On comprend dès lors pourquoi il est si important de rejeter le mot, qui permettrait de nommer ce que fait l’État. De quoi le mot race est-il aujourd’hui le nom ? Notons d’abord que cette bataille, qui a lieu en France, porte sur la France. Une des caractéristiques des réactions contre la race, c’est qu’elles se placent dans une perspective résolument nationale : que ce soit dans le registre de l’universalisme républicain ou de la classe et du peuple, il s’agit encore et toujours de la France (hexagonale).
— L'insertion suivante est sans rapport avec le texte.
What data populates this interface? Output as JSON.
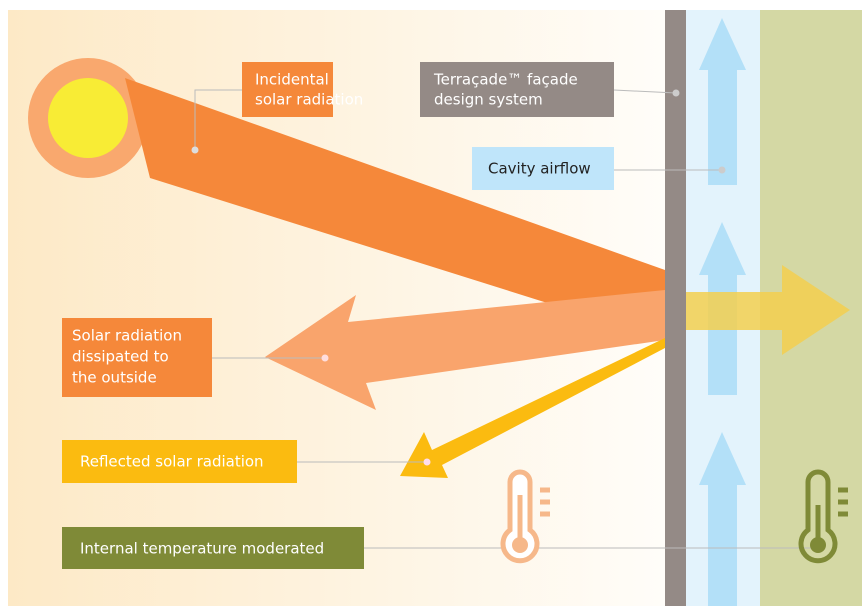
{
  "labels": {
    "incidental": [
      "Incidental",
      "solar radiation"
    ],
    "facade": [
      "Terraçade™ façade",
      "design system"
    ],
    "cavity": [
      "Cavity airflow"
    ],
    "dissipated": [
      "Solar radiation",
      "dissipated to",
      "the outside"
    ],
    "reflected": [
      "Reflected solar radiation"
    ],
    "internal": [
      "Internal temperature moderated"
    ]
  }
}
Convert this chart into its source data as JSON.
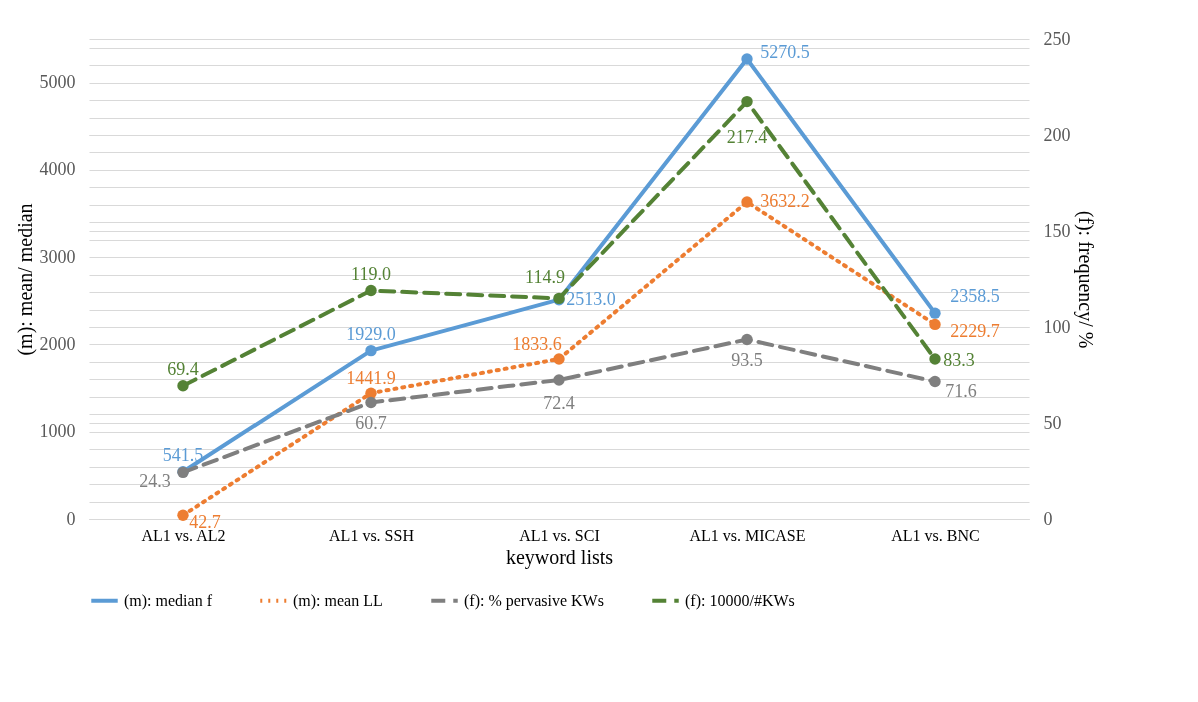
{
  "chart_data": {
    "type": "line",
    "xlabel": "keyword lists",
    "ylabel": "(m): mean/ median",
    "y2label": "(f): frequency/ %",
    "categories": [
      "AL1 vs. AL2",
      "AL1 vs. SSH",
      "AL1 vs. SCI",
      "AL1 vs. MICASE",
      "AL1 vs. BNC"
    ],
    "ylim": [
      0,
      5500
    ],
    "yticks": [
      0,
      {
        "value": 200,
        "label": null
      },
      {
        "value": 400,
        "label": null
      },
      {
        "value": 600,
        "label": null
      },
      {
        "value": 800,
        "label": null
      },
      1000,
      {
        "value": 1200,
        "label": null
      },
      {
        "value": 1400,
        "label": null
      },
      {
        "value": 1600,
        "label": null
      },
      {
        "value": 1800,
        "label": null
      },
      2000,
      {
        "value": 2200,
        "label": null
      },
      {
        "value": 2400,
        "label": null
      },
      {
        "value": 2600,
        "label": null
      },
      {
        "value": 2800,
        "label": null
      },
      3000,
      {
        "value": 3200,
        "label": null
      },
      {
        "value": 3400,
        "label": null
      },
      {
        "value": 3600,
        "label": null
      },
      {
        "value": 3800,
        "label": null
      },
      4000,
      {
        "value": 4200,
        "label": null
      },
      {
        "value": 4400,
        "label": null
      },
      {
        "value": 4600,
        "label": null
      },
      {
        "value": 4800,
        "label": null
      },
      5000,
      {
        "value": 5200,
        "label": null
      },
      {
        "value": 5400,
        "label": null
      }
    ],
    "y2lim": [
      0,
      250
    ],
    "y2ticks": [
      0,
      50,
      100,
      150,
      200,
      250
    ],
    "grid": "y",
    "legend": "bottom",
    "marker": "circle",
    "series": [
      {
        "name": "(m): median f",
        "color": "#5b9bd5",
        "line_style": "solid",
        "values": [
          541.5,
          1929.0,
          2513.0,
          5270.5,
          2358.5
        ],
        "value_labels": [
          "541.5",
          "1929.0",
          "2513.0",
          "5270.5",
          "2358.5"
        ]
      },
      {
        "name": "(m): mean LL",
        "color": "#ed7d31",
        "line_style": "dotted",
        "values": [
          42.7,
          1441.9,
          1833.6,
          3632.2,
          2229.7
        ],
        "value_labels": [
          "42.7",
          "1441.9",
          "1833.6",
          "3632.2",
          "2229.7"
        ]
      },
      {
        "name": "(f): % pervasive KWs",
        "color": "#7f7f7f",
        "line_style": "dashed",
        "axis": "y2",
        "values": [
          24.3,
          60.7,
          72.4,
          93.5,
          71.6
        ],
        "value_labels": [
          "24.3",
          "60.7",
          "72.4",
          "93.5",
          "71.6"
        ]
      },
      {
        "name": "(f): 10000/#KWs",
        "color": "#548235",
        "line_style": "dashed",
        "axis": "y2",
        "values": [
          69.4,
          119.0,
          114.9,
          217.4,
          83.3
        ],
        "value_labels": [
          "69.4",
          "119.0",
          "114.9",
          "217.4",
          "83.3"
        ]
      }
    ]
  }
}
Les discussions états-uniennes, comme la conversation animée par le réseau des spécialistes de l’histoire de France sur « race et racisme », n’y figurent même plus à titre d’épouvantail. L’enjeu premier est en effet la reconfiguration de l’espace public national, et singulièrement du champ intellectuel français.
On conclura en réitérant l’hypothèse que le rejet virulent de ce lexique, militant ou savant, est le signe d’un trouble dans l’ordre racial. On l’a vu, on assiste à une triple réaction, qui résonne à grand bruit dans l’espace public en France – face à l’irruption de contre-publics minoritaires, face à l’émergence d’universitaires minoritaires, et face à la poussée d’une contestation des politiques de racialisation menées par l’État. Cette forte réaction est le signe ambigu du renouveau de la question raciale aujourd’hui : d’un côté, elle s’inscrit dans la continuité d’une domination raciale ; de l’autre, elle signifie que celle-ci ne va plus tout à fait de soi. De fait, quelque chose a bougé dans l’ordre racial. C’est pourquoi le discours majoritaire, dans un moment de panique raciale, se déchaîne contre une supposée « hégémonie minoritaire ». Les personnes racisées ont-elles le droit de se qualifier ainsi, c’est-à-dire de nommer ce qu’on leur fait, de dire ce qu’on fait d’elles ? Ces objets des discours antiracistes peuvent-ils en devenir aussi les sujets ? Qui a voix au chapitre pour parler de racisme, c’est-à-dire aussi de race ?
NDLR : Eric Fassin a organisé avec Achille Mbembe une journée d’études sur « Le mot race », mercredi 10 avril, à l’Université Paris 8 Vincennes – Saint Denis.